When she feels weak and frightened, too
Be there to raise her up.
And when she thirsts for answers,
Be there to fill her cup.

She’s oh, so precious, kind and true,
Unique in every way,
I love her and I wish I could
Wipe all her hurts away…

But only You can do that, Lord,
I lay her at your feet,
A miracle’s the answer, Lord,
Yes, that’s just what she needs.

So as I ponder all these things,
The blessings You bestow,
I thank and praise You, gracious Lord,
Just wanted You to know.

In the name of Jesus, Amen.

Thursday, April 2, 2009

DO YOU MISS ME YET????

Last Wednesday my sister and her husband left on vacation. They had planned it for months and I know they got a really good deal because "I know my sister!" She is by far the best bargain hunter I know and planning this trip to the Napa Valley was no exception. I don't know the rate they got on flights and rooms and events, I just know they would have to be fabulous. These two have taken some really nice vacations and I admire their "you only live once" philosophy.

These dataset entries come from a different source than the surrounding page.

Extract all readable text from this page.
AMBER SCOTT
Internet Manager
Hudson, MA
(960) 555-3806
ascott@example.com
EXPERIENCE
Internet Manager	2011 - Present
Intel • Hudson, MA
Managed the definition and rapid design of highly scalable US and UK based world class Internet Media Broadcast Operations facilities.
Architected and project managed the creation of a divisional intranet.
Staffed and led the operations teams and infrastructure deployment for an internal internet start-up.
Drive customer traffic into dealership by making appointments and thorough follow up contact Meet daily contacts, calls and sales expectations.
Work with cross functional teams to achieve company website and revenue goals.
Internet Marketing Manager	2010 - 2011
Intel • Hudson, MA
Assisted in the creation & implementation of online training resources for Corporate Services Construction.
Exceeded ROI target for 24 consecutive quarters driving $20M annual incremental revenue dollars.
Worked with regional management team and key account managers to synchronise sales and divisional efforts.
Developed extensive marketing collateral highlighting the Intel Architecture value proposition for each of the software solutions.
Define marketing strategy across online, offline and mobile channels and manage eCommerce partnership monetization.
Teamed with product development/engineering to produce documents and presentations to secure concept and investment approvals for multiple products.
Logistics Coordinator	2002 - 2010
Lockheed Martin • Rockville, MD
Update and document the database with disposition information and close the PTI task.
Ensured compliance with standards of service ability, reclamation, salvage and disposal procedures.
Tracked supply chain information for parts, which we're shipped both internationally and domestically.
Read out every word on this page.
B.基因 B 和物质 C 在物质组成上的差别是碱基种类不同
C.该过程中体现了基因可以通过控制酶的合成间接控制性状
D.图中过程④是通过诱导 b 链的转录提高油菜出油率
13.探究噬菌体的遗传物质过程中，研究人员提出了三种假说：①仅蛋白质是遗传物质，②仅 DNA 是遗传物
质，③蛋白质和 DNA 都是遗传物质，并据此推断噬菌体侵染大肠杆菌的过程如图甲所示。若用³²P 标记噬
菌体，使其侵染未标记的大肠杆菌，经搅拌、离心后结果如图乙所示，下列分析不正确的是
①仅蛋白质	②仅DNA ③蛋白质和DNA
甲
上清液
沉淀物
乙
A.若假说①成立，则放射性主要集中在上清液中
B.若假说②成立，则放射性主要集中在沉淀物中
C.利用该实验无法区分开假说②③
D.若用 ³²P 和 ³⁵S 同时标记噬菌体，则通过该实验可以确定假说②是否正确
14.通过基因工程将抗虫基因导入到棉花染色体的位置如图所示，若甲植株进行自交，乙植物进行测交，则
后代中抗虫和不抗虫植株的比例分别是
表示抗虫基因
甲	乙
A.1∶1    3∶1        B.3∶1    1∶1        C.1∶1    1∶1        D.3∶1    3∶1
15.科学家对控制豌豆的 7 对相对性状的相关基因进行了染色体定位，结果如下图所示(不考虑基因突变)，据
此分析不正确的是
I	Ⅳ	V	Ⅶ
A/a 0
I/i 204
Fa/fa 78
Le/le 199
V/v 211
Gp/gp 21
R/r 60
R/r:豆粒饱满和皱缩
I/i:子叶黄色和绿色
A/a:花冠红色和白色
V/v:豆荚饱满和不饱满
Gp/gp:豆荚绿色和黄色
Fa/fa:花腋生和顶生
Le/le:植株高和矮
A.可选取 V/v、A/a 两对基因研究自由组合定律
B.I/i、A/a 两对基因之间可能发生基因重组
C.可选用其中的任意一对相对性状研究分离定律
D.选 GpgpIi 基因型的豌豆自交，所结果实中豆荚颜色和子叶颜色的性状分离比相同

My kids, too, have taken some wonderful trips and cruises and have gone to places my husband and I could only dream about. The last vacation we planned was a belated honeymoon on a Royal Caribbean Cruise. That was back in 2004. We decided to enjoy our night in New York where the ship would be boarded from the next day by getting a lovely hotel and tickets to a Broadway Show, The Producers, I think it was, although it wasn't the original cast. We'd planned and arranged and got ourselves so pumped about "our cruise" and couldn't wait to go. Well, the day before we were to fly out of Appleton to New York City, I was trying something on in a fitting room and the garment fell on the floor and ... I bent down. In that benign moment I heard a very peculiar sound coming from my back!


I don't know how I got home but I did and my husband rushed me to the emergency room and from there to the neurosurgeon's office and I was having back surgery when I should have been enjoying sultry breezes, white sands & blue sky. I had a trip alright, just not the kind anyone plans on taking. And so it goes...

These days with lost jobs and lay offs and whacks to retirement savings, we sit back and count our blessings and hope that if all goes well, we'll be going on a vacation in a year or so when we two with new jobs (thank you, God) have accrued some vacation time. Then we, too, can plan an excursion to someplace, maybe even someplace exotic and WARM! Spending Wisconsin winters in a warm climate eludes us at this point but a trip, a week or ten days, to a warm place would be nice. I hope so, and I really mean that, I have the hope that that will actually happen. Then I'll be able to call my sister as she called me today and say, "do you miss me yet?" And I really do miss her. She and her husband are our dearest friends and that truly is a blessing.